Desde las 8:00 a.m. la Inmaculada Concepción, iglesia en La Chorrera, estaba vestida de flores blancas, celestes, y un altar que todos recordarán: su micrófono de mil batallas junto a la cámara que Bolivín, como era conocido en el mundo periodístico, cuidó durante tres años.
Su madre, Marlene de Jurado, intentaba ser fuerte. Ella, rodeada de sus otros hijos, agradecía a todo aquel que se acercaba a darle el pésame. Junto a ellos también estaba la novia de Bolívar, quien parecía no asimilar la triste pérdida.
Desde la megafonía se escuchaban las palabras del Arzobispo de Panamá, monseñor José Domingo Ulloa, quien comenzó la eucaristía lamentando esta trágica muerte, por la que todos se sentían abrumados, pero sostuvo que es una realidad que duele y que la vida que debemos asumirla con valentía y sobre todo con esperanza.

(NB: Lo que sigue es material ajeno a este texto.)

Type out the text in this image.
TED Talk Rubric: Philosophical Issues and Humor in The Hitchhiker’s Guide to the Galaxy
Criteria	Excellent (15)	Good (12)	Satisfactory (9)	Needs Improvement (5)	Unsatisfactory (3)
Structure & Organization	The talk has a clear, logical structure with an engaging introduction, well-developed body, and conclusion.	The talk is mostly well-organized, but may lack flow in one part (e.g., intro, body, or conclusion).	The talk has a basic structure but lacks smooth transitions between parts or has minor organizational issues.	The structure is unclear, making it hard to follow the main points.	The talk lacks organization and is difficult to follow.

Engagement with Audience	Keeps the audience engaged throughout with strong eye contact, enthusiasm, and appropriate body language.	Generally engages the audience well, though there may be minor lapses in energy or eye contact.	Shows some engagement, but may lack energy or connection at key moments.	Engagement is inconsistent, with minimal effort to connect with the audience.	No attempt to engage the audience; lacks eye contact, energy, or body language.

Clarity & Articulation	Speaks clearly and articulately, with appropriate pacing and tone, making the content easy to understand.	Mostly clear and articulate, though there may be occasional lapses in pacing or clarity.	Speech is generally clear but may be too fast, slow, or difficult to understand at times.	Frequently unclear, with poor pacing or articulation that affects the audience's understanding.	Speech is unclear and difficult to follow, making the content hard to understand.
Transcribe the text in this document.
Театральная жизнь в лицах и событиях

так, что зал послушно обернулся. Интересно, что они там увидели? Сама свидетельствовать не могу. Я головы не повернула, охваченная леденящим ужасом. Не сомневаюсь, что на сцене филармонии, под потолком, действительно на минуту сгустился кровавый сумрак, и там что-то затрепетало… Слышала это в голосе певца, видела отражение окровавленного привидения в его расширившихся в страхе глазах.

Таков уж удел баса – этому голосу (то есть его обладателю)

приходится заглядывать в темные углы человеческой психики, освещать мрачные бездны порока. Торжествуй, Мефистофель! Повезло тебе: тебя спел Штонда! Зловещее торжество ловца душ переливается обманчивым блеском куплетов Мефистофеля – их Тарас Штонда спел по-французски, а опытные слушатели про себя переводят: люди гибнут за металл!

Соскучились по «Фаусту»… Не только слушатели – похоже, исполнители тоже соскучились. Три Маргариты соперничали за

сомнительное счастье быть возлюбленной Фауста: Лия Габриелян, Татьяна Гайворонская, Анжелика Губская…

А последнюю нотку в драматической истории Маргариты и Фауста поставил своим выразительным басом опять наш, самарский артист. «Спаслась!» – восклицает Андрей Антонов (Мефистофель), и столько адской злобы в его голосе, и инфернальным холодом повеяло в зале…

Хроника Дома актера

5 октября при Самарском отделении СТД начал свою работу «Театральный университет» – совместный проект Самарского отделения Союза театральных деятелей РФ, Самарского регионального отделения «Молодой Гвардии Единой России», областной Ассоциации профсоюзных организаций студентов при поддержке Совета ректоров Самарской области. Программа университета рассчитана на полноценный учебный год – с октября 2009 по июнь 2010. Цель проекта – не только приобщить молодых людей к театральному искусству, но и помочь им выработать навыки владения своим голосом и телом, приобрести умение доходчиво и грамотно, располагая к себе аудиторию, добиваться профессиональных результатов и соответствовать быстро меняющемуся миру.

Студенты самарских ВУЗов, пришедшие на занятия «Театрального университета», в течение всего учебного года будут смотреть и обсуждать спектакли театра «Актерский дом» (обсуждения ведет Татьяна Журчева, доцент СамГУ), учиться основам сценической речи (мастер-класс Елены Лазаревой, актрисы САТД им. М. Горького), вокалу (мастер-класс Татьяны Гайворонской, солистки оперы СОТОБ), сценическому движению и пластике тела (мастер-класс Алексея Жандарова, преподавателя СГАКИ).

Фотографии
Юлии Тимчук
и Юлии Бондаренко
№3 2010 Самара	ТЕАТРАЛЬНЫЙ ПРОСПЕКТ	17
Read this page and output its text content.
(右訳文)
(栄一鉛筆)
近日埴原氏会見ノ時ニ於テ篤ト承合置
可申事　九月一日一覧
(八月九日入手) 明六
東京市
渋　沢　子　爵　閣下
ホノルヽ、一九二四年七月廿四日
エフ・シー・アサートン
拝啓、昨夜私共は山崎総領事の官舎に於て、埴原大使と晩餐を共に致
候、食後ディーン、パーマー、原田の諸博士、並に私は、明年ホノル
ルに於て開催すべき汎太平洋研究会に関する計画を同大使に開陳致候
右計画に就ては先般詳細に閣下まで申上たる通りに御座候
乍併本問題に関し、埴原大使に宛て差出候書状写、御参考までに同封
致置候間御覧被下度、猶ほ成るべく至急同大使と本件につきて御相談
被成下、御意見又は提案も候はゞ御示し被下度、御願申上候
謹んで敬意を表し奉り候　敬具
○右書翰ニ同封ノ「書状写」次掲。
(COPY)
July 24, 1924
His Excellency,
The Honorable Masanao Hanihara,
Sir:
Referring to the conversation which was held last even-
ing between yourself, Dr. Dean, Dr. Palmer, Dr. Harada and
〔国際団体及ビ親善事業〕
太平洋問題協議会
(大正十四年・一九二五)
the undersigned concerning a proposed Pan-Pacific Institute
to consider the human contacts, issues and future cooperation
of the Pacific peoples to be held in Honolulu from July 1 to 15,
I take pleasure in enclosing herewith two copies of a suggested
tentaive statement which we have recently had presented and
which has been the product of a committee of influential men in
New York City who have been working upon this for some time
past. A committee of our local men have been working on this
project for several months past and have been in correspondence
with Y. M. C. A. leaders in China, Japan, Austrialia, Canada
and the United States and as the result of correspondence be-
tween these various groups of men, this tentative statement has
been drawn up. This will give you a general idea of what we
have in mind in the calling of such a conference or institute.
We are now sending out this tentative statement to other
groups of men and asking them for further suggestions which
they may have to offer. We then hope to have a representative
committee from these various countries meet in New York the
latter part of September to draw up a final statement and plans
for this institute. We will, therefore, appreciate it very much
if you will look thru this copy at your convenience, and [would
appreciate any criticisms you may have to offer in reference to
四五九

Muchas resoluciones de condolencias recibieron los dolientes; Eduardo Lim Yueng, periodista de TVN, se dirigió a los asistentes y compartió algunas anécdotas de quien lo acompañó hace pocos meses a Roma.
Carlos Guerra, compadre de Bolívar, dijo más que un compadre era un segundo padre para mi hija de 11 años, él siempre estaba cuando yo no podía, recordó que no tenía hijos pero amaba a sus tres ahijados.
Finalmente, muchos rompieron en llanto cuando sus compañeros le hicieron una calle de honor, mientras su madre salía cargando la caja con sus cenizas para llevarlo al camposanto.